I miss home. I miss my cat. I miss my mom. I don't miss my bed. I miss my walks. I lied. I do miss my bed, and my blanket. Gosh, I'm such a baby.

Today I just chilled out with my brother and then skittered off to the mall. I hate the mall. Absolutely hate it. I did buy this really cute shirt at Macy's though. Other than that, I hate the mall.

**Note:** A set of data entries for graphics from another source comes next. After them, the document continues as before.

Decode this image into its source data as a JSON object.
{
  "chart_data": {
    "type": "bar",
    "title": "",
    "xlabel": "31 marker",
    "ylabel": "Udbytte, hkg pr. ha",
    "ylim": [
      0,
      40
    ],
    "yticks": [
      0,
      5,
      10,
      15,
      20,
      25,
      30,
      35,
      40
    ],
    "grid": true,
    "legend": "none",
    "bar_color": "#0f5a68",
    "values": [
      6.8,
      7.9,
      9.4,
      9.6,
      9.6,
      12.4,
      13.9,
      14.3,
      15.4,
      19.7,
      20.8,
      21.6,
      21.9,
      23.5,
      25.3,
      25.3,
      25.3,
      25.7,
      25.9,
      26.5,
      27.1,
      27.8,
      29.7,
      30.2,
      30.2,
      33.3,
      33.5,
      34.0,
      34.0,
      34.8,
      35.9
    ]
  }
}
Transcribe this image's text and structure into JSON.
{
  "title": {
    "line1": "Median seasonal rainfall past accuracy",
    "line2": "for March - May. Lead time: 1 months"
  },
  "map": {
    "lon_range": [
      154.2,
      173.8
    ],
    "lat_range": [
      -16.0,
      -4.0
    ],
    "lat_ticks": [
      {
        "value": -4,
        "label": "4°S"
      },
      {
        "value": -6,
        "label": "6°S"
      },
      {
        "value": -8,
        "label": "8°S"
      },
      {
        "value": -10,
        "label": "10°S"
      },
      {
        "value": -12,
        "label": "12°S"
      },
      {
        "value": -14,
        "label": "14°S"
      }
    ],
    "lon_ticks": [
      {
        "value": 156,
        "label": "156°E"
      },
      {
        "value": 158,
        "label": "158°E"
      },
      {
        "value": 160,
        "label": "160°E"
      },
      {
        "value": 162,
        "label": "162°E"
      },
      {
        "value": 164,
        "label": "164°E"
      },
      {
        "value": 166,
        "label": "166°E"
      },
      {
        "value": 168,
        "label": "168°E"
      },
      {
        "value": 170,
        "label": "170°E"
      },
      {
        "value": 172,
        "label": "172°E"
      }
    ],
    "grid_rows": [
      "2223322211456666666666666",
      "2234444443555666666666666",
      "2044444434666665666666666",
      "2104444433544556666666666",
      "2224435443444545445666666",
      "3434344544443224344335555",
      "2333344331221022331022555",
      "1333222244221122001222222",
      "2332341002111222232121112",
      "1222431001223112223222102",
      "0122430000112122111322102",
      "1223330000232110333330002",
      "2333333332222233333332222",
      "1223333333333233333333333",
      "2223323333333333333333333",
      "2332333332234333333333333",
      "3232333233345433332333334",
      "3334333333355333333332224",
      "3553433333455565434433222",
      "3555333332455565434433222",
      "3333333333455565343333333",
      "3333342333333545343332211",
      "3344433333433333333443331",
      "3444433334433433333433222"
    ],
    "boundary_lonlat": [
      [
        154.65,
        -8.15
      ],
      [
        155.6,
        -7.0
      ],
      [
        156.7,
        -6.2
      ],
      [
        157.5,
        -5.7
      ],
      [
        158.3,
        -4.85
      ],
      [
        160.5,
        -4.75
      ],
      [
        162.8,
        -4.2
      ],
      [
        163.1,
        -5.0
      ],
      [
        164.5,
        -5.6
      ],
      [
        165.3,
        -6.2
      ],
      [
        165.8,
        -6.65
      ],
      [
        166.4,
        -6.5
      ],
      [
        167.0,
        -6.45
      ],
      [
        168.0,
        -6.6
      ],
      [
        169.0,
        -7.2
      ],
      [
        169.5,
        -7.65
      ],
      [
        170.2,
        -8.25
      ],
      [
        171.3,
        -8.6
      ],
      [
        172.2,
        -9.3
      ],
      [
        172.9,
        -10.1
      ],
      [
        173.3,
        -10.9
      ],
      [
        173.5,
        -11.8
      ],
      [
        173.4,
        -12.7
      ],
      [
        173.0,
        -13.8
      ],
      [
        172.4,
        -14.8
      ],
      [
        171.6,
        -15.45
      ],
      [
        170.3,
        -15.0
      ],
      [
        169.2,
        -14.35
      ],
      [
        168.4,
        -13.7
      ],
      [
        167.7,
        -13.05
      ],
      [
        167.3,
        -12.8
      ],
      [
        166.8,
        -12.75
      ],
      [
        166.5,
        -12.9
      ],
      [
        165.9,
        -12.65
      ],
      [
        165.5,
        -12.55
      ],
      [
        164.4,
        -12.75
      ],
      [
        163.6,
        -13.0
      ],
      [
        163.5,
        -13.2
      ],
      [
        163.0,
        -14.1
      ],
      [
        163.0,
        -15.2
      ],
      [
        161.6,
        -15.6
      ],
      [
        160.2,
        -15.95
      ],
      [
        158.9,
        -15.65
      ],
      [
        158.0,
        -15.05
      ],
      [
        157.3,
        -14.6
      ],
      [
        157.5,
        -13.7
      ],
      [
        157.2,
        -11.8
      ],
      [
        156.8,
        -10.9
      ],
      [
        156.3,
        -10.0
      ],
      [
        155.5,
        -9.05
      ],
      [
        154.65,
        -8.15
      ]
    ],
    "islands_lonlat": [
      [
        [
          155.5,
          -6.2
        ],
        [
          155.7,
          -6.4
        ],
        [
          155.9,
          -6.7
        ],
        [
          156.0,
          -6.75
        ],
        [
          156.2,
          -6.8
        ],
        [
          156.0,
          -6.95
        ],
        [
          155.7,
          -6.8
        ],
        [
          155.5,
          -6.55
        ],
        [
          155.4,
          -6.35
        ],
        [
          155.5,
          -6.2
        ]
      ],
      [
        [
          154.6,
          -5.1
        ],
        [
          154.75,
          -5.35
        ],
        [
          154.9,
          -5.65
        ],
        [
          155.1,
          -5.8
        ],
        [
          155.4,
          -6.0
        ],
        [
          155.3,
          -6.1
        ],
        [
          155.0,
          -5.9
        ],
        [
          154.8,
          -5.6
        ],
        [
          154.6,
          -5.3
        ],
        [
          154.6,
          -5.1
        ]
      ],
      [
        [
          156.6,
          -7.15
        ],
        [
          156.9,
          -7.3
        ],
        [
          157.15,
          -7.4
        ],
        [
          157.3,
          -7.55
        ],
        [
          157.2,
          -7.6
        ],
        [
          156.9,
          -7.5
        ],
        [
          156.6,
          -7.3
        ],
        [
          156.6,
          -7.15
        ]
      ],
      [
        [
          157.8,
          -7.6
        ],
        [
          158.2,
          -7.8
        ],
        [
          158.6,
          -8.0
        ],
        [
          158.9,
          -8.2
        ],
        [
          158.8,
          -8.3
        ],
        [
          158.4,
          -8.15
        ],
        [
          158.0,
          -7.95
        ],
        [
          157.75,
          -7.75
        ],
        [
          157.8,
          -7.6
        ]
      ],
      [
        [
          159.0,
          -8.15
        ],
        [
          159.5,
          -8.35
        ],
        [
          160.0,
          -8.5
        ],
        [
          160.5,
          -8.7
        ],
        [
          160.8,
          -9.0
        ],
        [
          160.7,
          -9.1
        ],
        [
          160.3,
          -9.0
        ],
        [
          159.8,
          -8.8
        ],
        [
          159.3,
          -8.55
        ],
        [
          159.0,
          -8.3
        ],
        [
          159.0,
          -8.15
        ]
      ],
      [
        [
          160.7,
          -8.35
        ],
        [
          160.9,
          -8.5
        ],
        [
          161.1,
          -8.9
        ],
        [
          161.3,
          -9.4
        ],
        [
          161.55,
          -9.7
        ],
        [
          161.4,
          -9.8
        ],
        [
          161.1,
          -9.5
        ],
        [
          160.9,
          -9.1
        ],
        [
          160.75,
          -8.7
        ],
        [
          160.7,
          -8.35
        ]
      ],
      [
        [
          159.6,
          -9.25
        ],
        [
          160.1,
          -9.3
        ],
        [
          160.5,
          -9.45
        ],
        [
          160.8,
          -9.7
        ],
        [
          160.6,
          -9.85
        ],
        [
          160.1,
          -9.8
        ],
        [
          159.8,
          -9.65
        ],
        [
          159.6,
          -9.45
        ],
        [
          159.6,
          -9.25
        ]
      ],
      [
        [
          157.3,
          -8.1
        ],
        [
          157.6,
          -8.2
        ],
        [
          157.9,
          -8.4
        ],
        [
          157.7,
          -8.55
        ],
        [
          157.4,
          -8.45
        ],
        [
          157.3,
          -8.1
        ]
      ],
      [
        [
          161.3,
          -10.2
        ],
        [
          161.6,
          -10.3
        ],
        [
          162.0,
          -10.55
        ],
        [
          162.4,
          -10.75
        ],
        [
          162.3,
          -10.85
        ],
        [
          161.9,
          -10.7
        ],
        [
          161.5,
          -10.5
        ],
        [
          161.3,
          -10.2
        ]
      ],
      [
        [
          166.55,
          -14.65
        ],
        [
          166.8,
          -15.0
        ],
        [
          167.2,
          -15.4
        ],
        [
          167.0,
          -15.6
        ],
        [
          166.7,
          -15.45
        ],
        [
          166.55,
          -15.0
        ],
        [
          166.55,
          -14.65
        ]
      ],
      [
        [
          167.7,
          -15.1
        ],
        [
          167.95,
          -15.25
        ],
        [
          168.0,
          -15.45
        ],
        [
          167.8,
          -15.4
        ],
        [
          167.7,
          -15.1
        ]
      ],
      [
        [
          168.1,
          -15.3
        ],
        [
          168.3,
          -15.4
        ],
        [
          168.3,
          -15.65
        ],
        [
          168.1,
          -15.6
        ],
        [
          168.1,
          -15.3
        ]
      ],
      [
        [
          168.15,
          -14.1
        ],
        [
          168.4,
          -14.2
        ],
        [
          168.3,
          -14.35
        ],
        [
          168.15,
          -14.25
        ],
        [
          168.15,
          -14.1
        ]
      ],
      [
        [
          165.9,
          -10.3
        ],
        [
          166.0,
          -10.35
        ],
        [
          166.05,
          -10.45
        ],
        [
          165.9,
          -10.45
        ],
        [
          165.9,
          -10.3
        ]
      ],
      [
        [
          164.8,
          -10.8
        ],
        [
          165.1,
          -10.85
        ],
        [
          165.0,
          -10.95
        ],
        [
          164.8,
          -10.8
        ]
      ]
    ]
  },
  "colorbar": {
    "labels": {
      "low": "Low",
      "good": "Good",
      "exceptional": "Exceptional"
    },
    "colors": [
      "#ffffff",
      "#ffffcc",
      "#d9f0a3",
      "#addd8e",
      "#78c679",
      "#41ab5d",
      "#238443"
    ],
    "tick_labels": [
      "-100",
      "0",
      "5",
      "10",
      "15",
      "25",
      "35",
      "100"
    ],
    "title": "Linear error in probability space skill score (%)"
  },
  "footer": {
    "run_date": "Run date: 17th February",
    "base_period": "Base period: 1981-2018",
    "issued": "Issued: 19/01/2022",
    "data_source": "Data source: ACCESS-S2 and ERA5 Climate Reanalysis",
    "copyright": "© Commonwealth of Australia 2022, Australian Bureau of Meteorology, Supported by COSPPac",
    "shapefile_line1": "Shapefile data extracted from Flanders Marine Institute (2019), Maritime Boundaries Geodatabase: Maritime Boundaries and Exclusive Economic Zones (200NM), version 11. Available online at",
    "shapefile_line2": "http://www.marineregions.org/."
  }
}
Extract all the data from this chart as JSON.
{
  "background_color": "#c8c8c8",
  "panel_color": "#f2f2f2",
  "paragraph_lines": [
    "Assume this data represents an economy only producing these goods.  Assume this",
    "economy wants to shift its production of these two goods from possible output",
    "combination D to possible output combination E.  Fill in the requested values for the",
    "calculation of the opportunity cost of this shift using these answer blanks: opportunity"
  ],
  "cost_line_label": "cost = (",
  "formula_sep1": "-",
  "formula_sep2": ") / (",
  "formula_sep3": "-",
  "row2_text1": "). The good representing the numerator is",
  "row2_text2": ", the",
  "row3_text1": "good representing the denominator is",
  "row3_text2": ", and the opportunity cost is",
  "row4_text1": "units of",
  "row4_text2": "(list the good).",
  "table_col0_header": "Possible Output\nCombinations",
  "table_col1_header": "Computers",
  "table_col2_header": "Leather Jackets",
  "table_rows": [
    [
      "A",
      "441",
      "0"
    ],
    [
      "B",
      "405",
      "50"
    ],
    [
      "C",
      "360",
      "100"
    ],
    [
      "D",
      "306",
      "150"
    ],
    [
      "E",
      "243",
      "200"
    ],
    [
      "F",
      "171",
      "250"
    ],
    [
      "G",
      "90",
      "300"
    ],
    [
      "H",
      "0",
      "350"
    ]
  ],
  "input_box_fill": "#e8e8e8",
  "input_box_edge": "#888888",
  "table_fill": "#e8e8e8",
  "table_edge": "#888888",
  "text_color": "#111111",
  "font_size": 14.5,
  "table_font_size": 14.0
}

AAAANNNNDDDD OMG I'm soooo excited! I get to see Mr. Hunky Army Guy next week! It wouldn't bother me if I just fell asleep until that. but whatever.

Sunday, August 2, 2009

Spelling, I'm good at- Typo's just suck

So I gotta tell ya, I always read my blog posts after I publish them and figure out "Oh hey, I totally typed that wrong..."
I'm good at spelling, typing, not so much.
Anyways. I'm still in Idaho (only a week left)! Last night was Lisa's birthday party and for it she had it casino royale themed. Which was pretty rockin.
It was a $5 (holla!) buy in at the door and I, being not at all experienced in Texas Hold 'Em, had to just go with the flow and pick it up. It was winner takes all and guess who won? Yeah, me. Not that I'm tooting my own horn here, but it freaking rocked. Some chick got pissed after I cleaned her out and bought in again only to have me clean her out again 10 minutes later. It was pretty cool. I scampered off with $55 dollars and blue hair! Yes, I dyed it AGAIN! and now my nickname is smurf. Whatever.

Change of subject!!!!
A couple monthes back (March to be exact) I got a friend request over Myspace by this guy named Chris. I was like "Who in ze hell are you?" and he replied back saying that he added me thinking I was someone else and asked if we could still be friends. I shrugged it off thinking that he wouldn't talk to me or whatever. I got suspicous and started to snoop out his profile a few days later. Come to find out that he's 29, has two kids, and is divorced. I wouldn't have really had a problem with it but he lied to me. This I know. The only mutual friend that popped up was Kaye (and she's 40 miles away, oh yeah, and she's my sister (well best friend but I'm adopting her). Ok, so, how do I know that he lied to me? He's never met Kayelyn. and it's just gut feeling, I didn't trust the guy. Still don't. Anyways. He started to hit on me and I told him to back off, I wasn't comfortable with him. He backed off for a bit but after a month or so he started up again with the "Honey, baby, sweetheart" sh*t and I told him again "backoff" He didn't oblige and I just blew him off.
While he was talking to me he was also talking my friend Kayelyn up but worse. He was being lude and kept on crossing the line when she told him not to.
So, friday night she texted everyone on the phone she was using to not text her, her grandma is going to have the phone and she won't be there to respond. Chris, being a d*mbass, texts her and says "I can't wait to eat out your p*ssy"

Wrong move sucker.

Nana calls up kayes mom and tells her about the text. Kayelyn, feeling guilty for even talking to him takes the blame.
That very same night I got a message from Chris. This is what it said:
"I'm a friend from school and I'm 18yrs old, My name is chris, And its to save Kaylyne from trouble and me and her never meet. but we have at school."
mother f*cker. Really. I am so pissed right now.
anyways.
ugh. I can't type. I'll finished this later when I'm not all storm clouds and lightning bolts.